Credit: SUPERSTOCK

Effective cytotoxic T cell (CTL) responses against tumours require the cross-presentation of tumour-derived antigens to tumour-specific CTLs by dendritic cells (DCs). However, the antigen presentation machinery of tumour cells and DCs differs, and this can lead to the production of different tumour-specific peptides by the two cell types, limiting the effectiveness of CTL antitumour responses. This challenge has hindered the development of DC-based anticancer immunotherapies, but a recent study provides a novel solution by using Salmonella typhimurium to promote antigen cross-presentation by DCs.

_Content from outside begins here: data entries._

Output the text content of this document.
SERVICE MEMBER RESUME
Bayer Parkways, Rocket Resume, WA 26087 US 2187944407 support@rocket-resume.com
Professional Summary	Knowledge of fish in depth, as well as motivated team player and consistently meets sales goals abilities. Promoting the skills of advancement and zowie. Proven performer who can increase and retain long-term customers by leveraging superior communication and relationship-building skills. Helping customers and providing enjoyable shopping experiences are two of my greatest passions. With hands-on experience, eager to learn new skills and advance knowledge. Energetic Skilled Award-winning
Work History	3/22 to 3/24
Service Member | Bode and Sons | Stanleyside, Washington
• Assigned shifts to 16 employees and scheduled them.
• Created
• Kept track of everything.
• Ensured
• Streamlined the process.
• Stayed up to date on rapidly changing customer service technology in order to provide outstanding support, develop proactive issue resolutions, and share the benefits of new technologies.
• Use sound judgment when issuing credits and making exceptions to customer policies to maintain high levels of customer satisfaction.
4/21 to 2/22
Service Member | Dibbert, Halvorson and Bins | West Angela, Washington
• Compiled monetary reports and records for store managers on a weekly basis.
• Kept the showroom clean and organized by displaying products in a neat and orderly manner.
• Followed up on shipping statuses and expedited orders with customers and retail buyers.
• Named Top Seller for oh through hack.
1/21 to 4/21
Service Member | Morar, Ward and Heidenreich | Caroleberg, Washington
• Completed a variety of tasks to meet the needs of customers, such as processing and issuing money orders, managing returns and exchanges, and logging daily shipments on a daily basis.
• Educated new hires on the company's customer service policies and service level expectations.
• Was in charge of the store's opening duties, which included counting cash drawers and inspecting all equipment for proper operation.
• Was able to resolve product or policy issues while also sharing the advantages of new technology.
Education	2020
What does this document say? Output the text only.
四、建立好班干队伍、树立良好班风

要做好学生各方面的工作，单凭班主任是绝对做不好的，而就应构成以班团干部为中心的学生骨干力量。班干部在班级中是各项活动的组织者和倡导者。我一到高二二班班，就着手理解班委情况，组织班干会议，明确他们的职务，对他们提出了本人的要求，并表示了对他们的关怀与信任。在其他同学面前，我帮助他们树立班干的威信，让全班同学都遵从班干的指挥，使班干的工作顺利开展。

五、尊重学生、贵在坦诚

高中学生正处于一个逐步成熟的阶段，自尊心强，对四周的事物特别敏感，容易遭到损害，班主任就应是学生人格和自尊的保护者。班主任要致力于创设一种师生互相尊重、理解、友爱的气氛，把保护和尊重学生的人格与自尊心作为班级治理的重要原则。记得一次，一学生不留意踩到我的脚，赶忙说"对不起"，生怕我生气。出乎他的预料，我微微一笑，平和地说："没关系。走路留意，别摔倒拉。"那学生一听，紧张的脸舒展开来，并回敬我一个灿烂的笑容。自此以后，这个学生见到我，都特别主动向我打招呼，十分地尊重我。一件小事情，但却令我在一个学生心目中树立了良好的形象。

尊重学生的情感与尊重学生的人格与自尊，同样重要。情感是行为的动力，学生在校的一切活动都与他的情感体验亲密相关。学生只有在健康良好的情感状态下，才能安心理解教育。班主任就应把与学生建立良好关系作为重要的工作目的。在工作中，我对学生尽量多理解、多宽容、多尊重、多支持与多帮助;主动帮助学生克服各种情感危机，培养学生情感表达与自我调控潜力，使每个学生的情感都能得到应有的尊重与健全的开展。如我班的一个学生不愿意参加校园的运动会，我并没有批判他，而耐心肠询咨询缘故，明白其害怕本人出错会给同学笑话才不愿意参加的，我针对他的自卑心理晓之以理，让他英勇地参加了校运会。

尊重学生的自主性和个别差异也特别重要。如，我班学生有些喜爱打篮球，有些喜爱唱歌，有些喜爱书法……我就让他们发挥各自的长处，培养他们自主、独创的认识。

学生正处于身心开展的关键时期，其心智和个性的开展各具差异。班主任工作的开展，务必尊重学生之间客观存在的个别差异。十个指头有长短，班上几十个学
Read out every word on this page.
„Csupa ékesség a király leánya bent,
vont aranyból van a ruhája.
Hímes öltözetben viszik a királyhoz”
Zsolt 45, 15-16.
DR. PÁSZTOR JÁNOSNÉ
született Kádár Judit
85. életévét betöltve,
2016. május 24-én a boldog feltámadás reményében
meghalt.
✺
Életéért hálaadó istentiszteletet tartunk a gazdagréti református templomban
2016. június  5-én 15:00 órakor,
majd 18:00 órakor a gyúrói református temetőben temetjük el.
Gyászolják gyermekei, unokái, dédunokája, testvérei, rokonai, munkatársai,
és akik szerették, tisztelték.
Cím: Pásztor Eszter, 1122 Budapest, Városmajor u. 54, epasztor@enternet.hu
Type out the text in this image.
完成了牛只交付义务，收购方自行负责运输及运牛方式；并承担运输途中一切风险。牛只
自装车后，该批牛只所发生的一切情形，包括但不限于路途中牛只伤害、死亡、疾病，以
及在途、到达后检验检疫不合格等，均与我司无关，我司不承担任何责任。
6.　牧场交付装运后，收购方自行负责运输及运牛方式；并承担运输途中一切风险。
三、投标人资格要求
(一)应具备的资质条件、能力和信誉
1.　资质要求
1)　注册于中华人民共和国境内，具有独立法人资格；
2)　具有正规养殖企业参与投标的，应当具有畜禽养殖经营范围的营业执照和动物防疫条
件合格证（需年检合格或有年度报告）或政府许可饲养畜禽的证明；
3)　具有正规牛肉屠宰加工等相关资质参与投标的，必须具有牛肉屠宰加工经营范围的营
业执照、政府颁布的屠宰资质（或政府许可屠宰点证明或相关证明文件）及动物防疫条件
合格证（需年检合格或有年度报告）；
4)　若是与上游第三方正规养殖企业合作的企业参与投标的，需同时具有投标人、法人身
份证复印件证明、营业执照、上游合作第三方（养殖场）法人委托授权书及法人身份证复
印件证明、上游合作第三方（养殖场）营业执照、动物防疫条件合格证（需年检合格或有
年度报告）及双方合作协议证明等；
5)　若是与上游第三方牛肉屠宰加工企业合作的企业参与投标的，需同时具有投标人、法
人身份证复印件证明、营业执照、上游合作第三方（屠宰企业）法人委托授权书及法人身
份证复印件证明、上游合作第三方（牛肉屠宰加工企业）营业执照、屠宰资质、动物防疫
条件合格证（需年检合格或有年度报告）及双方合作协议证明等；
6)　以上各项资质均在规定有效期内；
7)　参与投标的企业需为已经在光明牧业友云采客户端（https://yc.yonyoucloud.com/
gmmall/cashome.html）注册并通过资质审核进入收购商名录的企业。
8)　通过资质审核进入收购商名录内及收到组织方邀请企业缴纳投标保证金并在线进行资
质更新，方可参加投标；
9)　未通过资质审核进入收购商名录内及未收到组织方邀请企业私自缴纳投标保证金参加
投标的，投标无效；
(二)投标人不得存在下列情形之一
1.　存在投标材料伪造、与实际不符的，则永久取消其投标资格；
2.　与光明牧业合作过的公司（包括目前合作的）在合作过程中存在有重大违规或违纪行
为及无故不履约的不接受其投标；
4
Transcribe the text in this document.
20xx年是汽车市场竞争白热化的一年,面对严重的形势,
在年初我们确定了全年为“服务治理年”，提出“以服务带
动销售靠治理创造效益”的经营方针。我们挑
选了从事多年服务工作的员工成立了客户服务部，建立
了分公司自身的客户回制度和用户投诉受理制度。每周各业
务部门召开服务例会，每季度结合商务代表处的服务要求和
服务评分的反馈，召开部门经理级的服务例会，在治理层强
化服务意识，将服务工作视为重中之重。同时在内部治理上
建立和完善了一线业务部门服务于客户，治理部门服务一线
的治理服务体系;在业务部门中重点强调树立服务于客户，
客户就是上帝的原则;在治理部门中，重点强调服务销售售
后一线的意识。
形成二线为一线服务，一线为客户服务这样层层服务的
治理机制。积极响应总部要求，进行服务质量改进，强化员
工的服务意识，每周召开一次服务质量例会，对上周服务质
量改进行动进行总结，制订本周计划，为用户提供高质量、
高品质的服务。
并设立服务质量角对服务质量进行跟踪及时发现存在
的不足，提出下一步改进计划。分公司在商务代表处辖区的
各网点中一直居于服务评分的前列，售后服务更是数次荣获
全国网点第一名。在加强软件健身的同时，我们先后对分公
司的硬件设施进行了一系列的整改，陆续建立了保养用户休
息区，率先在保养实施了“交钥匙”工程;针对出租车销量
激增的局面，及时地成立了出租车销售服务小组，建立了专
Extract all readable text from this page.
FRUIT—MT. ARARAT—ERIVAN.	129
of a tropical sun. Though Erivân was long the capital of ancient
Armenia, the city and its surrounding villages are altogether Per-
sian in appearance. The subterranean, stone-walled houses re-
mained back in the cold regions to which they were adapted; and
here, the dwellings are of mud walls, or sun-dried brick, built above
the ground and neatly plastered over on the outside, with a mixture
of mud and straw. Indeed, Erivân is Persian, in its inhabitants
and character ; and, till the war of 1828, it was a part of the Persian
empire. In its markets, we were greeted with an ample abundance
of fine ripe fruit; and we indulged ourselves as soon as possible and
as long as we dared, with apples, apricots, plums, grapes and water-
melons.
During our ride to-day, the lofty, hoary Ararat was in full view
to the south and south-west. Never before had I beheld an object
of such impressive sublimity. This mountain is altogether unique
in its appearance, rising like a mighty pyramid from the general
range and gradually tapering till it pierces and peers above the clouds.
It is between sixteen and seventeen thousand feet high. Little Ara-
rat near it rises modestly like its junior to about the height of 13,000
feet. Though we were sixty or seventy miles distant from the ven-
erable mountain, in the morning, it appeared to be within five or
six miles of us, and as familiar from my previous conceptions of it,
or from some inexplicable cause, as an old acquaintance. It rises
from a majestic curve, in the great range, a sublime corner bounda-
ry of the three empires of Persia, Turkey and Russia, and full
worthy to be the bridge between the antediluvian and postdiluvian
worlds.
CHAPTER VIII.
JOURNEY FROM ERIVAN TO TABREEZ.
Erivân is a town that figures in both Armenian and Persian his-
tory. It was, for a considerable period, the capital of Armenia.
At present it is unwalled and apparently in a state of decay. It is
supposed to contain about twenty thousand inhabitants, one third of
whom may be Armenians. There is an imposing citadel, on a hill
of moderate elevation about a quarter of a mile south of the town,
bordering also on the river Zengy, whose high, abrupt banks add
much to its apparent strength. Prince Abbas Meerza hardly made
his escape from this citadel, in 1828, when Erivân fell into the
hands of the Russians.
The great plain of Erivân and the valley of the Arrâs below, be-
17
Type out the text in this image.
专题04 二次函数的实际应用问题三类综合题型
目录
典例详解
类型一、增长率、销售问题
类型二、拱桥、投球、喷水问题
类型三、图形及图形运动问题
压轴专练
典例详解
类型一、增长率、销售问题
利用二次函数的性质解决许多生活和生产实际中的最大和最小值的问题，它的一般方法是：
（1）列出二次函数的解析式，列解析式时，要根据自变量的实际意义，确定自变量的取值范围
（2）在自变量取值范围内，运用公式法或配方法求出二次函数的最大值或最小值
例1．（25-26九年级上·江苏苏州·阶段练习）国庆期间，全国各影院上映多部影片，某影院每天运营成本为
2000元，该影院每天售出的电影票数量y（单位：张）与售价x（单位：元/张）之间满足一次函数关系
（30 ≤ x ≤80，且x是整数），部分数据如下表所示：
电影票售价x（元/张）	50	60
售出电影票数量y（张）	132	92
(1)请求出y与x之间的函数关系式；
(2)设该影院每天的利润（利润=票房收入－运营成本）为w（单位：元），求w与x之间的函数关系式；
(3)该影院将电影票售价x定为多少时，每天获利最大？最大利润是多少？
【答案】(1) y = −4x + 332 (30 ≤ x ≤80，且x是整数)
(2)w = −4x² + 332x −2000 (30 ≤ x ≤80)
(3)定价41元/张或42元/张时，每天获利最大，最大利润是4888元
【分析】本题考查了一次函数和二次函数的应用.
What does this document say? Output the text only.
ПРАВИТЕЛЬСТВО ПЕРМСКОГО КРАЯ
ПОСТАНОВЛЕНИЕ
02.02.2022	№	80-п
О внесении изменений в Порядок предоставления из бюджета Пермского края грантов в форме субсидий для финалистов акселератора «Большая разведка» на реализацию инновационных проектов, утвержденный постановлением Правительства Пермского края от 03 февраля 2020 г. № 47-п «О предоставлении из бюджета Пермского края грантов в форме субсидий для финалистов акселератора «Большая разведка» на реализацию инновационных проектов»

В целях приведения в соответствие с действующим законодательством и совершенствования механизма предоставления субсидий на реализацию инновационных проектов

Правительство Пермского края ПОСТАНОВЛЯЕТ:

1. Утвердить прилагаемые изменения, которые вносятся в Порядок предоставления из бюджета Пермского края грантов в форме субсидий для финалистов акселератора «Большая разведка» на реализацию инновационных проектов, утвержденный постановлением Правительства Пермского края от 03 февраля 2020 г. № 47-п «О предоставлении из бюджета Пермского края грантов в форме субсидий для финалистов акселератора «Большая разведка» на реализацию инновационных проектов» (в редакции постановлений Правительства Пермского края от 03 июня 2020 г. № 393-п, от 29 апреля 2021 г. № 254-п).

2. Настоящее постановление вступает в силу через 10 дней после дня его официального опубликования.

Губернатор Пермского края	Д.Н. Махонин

Reduced expression of connexins — proteins that are required for gap junction formation — has been observed in some tumours. Saccheri et al. examined the effect of infecting highly aggressive B16F10 (B16) mouse melanoma cells with S. typhimurium, a bacterium which preferentially homes towards tumours. B16 cells express low levels of the ubiquitously expressed connexin Cx43, but infection with S. typhimurium led to Cx43 upregulation. Is this followed by the formation of functional gap junctions? To test this, the authors co-cultured B16 cells with DCs and observed the transfer of a gap junction-diffusible dye from B16 cells to DCs only when the tumour cells were infected with S. typhimurium, suggesting that Cx43 upregulation induces gap junction formation between tumour cells and adjacent DCs.

the gap junction mechanism of cross-presentation generates a more effective antitumour response

To test whether antigenic peptides from bacteria-infected tumour cells can be transferred to DCs, the authors co-cultured ovalbumin (OVA)-expressing B16 cells with DCs, and found that the DCs only presented antigenic OVA peptides after S. typhimurium infection of B16-OVA cells. This effect was inhibited by treatment with a gap junction-uncoupling agent and did not require tumour cell phagocytosis by the DCs, suggesting that antigenic peptides are transferred between B16 cells and DCs through gap junctions.

Do these effects of bacterial infection also apply in vivo? Saccheri et al. subcutaneously injected mice with B16 cells and infected the resulting tumours with S. typhimurium. Cx43 expression was upregulated in the melanoma cells, DCs were activated and the treated tumours regressed. However, this regression could be mediated through elimination of infected cells by a non-adaptive immune response, so the authors investigated whether Cx43 upregulation could initiate a systemic antitumour immune response. They injected B16 cells into both flanks of mice, and then treated only the tumour on the left flank with bacteria, which also led to regression of the distal tumour. This effect was abolished when the S. typhimurium-treated tumour was silenced for Cx43 expression using short hairpin RNA or when CTLs were deleted using a neutralizing antibody, indicating that local activation of tumour-specific CTLs by gap junction-mediated antigen cross-presentation can affect the growth of distant metastases.

Saccheri et al. also showed that the gap junction mechanism of cross-presentation generates a more effective antitumour response than other mechanisms commonly used in the clinic, such as treating DCs ex vivo with purified tumour cell peptides, cell lysates or apoptotic material. Therefore, the elucidation of this mechanism could have implications for the development of effective immunotherapies for cancer. In addition, the authors showed that prior vaccination with bacteria-treated B16 cells could protect mice against a subsequent challenge with B16 cells, suggesting that such an approach could be used as an adjuvant therapy in patients with minimal residual disease.